If a member
- has not caught up to minvalid, and
- has any non-trivial amount of additional replication lag
then it can inadvertently delay its transition to SECONDARY until it has fully eliminated its replication lag. The expected behavior is for the member to transition to SECONDARY as soon as it catches up to minvalid.
The bug is caused by the interaction of two pieces of functionality in SyncTail::oplogApplication(): the batch size limit, and a timer that controls logic for attempting to transition to SECONDARY. The timer is reset when a new batch is started, and then the timer generates a once-per-second call to tryToGoLiveAsASecondary(); however, the first call happens only after the timer reaches t=1 second. This can delay the tryToGoLiveAsASecondary() call if batches take less than one second to process.
This can be triggered in the following example scenario:
- A secondary is shut down while in the middle of processing an oplog batch (any time between the minvalid write and the oplog write)
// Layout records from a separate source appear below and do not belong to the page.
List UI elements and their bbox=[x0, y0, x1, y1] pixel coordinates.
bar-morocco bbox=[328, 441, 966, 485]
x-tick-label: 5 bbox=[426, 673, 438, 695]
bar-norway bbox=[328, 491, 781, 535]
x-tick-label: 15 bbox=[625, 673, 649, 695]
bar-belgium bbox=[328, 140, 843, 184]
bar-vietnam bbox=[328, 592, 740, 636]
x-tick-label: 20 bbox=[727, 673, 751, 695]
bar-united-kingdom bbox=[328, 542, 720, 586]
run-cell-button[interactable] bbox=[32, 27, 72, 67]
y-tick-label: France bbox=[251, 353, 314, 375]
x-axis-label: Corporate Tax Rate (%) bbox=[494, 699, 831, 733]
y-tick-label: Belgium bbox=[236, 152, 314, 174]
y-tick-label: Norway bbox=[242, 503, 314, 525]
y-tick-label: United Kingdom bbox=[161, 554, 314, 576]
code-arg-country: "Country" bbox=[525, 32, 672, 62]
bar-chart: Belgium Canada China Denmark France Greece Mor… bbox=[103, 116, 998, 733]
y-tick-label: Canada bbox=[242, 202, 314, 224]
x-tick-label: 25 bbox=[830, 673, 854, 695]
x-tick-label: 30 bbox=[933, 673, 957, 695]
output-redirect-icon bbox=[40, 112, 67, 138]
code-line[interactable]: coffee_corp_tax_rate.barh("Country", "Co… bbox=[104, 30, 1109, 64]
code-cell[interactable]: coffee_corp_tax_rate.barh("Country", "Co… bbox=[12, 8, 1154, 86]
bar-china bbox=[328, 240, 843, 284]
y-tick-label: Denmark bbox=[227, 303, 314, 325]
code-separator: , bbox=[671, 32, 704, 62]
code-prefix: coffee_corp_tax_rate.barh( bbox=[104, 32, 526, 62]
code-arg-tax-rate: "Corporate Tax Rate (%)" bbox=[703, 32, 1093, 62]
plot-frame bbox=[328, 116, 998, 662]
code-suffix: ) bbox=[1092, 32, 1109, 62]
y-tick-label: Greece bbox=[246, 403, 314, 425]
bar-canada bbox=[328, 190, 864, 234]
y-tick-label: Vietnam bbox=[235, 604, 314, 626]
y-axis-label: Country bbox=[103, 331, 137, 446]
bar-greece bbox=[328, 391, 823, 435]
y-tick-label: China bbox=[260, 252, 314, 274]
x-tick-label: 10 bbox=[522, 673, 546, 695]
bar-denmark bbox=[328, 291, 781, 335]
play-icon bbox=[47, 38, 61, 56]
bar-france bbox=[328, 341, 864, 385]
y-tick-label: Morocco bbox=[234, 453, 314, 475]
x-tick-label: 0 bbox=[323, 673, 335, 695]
- The member is brought back into the replica set hours later
The member will call tryToGoLiveAsASecondary() when it first starts up, but the SECONDARY transition will not occur because the minvalid condition will fail (as expected). Then, it will start processing oplog entries. Since it has replication lag, it will fetch oplog entries as fast as possible, and take less than one second each time to hit the batch limit. It will thus never get to the next tryToGoLiveAsASecondary() call until it has fully caught up.
Note that if, in the above scenario, the secondary instead happened to have been shut down between batches, then it will transition to SECONDARY as soon as it is brought up (since the minvalid condition will succeed during the first tryToGoLiveAsASecondary() call).